Question about law of large numbers derivation

Question

I am struggling with a small part of the proof of the law of large numbers.

I understand from Markov's inequality: $$P(X\ge t) \le \frac{E(X)}{t} $$ and therefore if $ X = (\bar{Y} - E(Y))^2$

$$P(|\bar{Y} - E(Y)|\ge t) \le \frac{\sigma^2}{nt^2} $$

However, what i don't quite understand is what happens when we switch the inequality on the left from $\ge t$ to $\le t$.

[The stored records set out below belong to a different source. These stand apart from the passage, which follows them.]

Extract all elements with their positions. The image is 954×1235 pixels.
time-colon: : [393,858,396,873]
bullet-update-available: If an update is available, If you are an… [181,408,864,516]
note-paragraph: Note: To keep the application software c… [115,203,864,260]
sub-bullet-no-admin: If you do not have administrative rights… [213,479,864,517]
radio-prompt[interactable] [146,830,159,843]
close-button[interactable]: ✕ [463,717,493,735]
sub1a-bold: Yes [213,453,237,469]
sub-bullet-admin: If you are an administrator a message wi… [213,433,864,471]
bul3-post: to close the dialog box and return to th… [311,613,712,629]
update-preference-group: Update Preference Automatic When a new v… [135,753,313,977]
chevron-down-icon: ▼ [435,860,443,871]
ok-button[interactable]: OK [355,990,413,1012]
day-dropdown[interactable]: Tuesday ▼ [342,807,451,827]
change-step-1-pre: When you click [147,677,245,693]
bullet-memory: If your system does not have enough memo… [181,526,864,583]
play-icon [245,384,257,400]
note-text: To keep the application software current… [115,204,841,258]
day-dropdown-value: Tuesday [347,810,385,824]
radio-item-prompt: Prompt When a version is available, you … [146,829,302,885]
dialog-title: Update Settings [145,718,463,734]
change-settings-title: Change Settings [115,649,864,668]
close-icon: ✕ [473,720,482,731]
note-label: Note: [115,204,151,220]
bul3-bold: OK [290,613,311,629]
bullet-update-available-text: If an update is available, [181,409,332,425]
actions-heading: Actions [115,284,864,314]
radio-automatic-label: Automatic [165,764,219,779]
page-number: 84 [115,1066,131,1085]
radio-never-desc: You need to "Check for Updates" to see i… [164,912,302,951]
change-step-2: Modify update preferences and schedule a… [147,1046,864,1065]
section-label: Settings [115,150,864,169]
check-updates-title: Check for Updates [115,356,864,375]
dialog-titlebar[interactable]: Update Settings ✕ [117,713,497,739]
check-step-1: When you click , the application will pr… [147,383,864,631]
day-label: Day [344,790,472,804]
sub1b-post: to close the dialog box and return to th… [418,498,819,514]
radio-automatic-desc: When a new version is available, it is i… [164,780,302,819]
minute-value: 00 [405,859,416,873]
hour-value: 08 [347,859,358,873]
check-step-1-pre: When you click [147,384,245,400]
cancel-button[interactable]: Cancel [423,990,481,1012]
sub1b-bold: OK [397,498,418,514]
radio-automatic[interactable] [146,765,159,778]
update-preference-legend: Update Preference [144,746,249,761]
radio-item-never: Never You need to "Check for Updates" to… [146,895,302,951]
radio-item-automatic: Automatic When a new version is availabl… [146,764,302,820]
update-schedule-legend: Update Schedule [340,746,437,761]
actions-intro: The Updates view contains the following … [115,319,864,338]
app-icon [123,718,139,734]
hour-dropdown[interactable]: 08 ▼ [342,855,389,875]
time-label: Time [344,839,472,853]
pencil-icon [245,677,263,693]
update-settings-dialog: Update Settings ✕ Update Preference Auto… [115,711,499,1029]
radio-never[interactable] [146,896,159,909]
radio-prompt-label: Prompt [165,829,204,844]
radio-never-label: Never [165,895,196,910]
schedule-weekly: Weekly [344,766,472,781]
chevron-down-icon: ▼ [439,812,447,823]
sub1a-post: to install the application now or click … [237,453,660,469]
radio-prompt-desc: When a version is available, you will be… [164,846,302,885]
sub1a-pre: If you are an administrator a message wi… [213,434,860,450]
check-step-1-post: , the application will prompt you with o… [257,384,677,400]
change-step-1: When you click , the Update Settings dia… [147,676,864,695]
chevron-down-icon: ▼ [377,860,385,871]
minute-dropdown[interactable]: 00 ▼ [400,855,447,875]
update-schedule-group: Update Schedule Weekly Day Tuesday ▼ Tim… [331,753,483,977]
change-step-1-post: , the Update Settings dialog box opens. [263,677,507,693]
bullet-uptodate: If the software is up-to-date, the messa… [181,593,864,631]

I understand the fact that if $P(X>t)=c$ then $P(X<t)=1-c$, however I am finding it hard to think about why the correct answer is:

$$P(|\bar{Y} - E(Y)|\le t) \ge 1-\frac{\sigma^2}{nt^2} $$

and not:

$$P(|\bar{Y} - E(Y)|\le t) \le 1-\frac{\sigma^2}{nt^2} $$

Answer 1

So we know that:

$$P(|\bar{Y} - E(Y)|\ge t) = 1 - P(|\bar{Y} - E(Y)|\le t) $$

and from the question:

$$P(|\bar{Y} - E(Y)|\ge t) \le \frac{\sigma^2}{nt^2} $$

Therefore:

$$1 - P(|\bar{Y} - E(Y)|\le t) \le \frac{\sigma^2}{nt^2} $$

Equal to :

$$1 \le \frac{\sigma^2}{nt^2} + P(|\bar{Y} - E(Y)|\le t) $$ $$1 - \frac{\sigma^2}{nt^2} \le P(|\bar{Y} - E(Y)|\le t) $$

So as n approaches infinity:

$$1 \le P(|\bar{Y} - E(Y)|\le t) $$

Thanks to Michael for clearing up the problem in the comments.